I feel used

Discussion in 'Family, Friends and Relationships' started by Sakurose, Sep 25, 2010.

  1. Sakurose

    Sakurose New Member

    Pretty much the reason why I joined this site is because I need someone to talk to. I have no friends because I moved schools and now I'm alone. My boyfriend was at my new school, and I clung to him a lot. He'd been my best friend for 2 years, and my boyfriend for 6months.

    He broke up with me last night, and told me I was too clingy and always wanted to argue with him.. He said I'd changed personality wise and that he didn't love me for who I was any more. I have a lot going on in my life, and for some reason him breaking up with me bought back the suicidal feelings all over again. When I get sad I remember all the little things, and collectively they just make me want to not exist.

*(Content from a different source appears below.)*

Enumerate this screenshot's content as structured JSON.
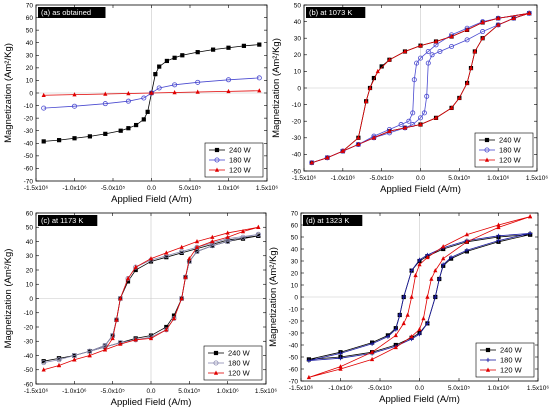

    I've kept a diary over the past year, and it only makes it worse to read it back, before him all the pages say are "lonely" "worthless" and things like that, and when I was with him I seemed so happy. He really did make my world brighter. He said he'd waited a month to see if things would get better, but the problem is he never told me I was annoying him - I even asked him because I could feel myself being a burden. It just doesn't seem fair. I asked him if I tried to change, would he give me a second chance, but he never replied, and I won't see him face to face until Monday, but I know I'm not strong enough to look at him without crying.

    I don't get how he could love me when I was depressed, and the moment I start to feel human again he breaks up with me. I thought you were supposed to support happiness.

    I cried all of last night, and I feel so used and broken, more so than before. I don't know what to do, part of me wants to end it all, but something won't let me this time.

    I tried to commit suicide a year ago, I would have done it, but my mum ran in and started yelling at me and pulled me back. I feel like I can't talk to my parents about how I feel, because they'll say exactly what they always say "Suicide is for cowards," "It's a phase everyone goes through." They didn't notice my absence last night, and part of me believes it'd take about a week for them to notice I was missing.

    Now I can't stop these thoughts, I don't think I'll ever find someone that made me feel as beautiful as he did.

    Advice would be lovely, but if not, thank you for reading :unsure:
     
  2. stig

    stig Well-Known Member

    Hi sakurose, You are not a worthless person. you have a lot to live for. You sound like me. I felt that i needed someone to love me for me to feel good. That is not the case flower. you need to love you. You know yourself that suicide is not for cowards. you know how hard it is to try and take your own life. you have strength in you. you need to try and focus that strength. don't worry about your boyfriend, worry about you first. Have you spoken to your doctor about how you feel? are you on any meds? stay strong, stay safe.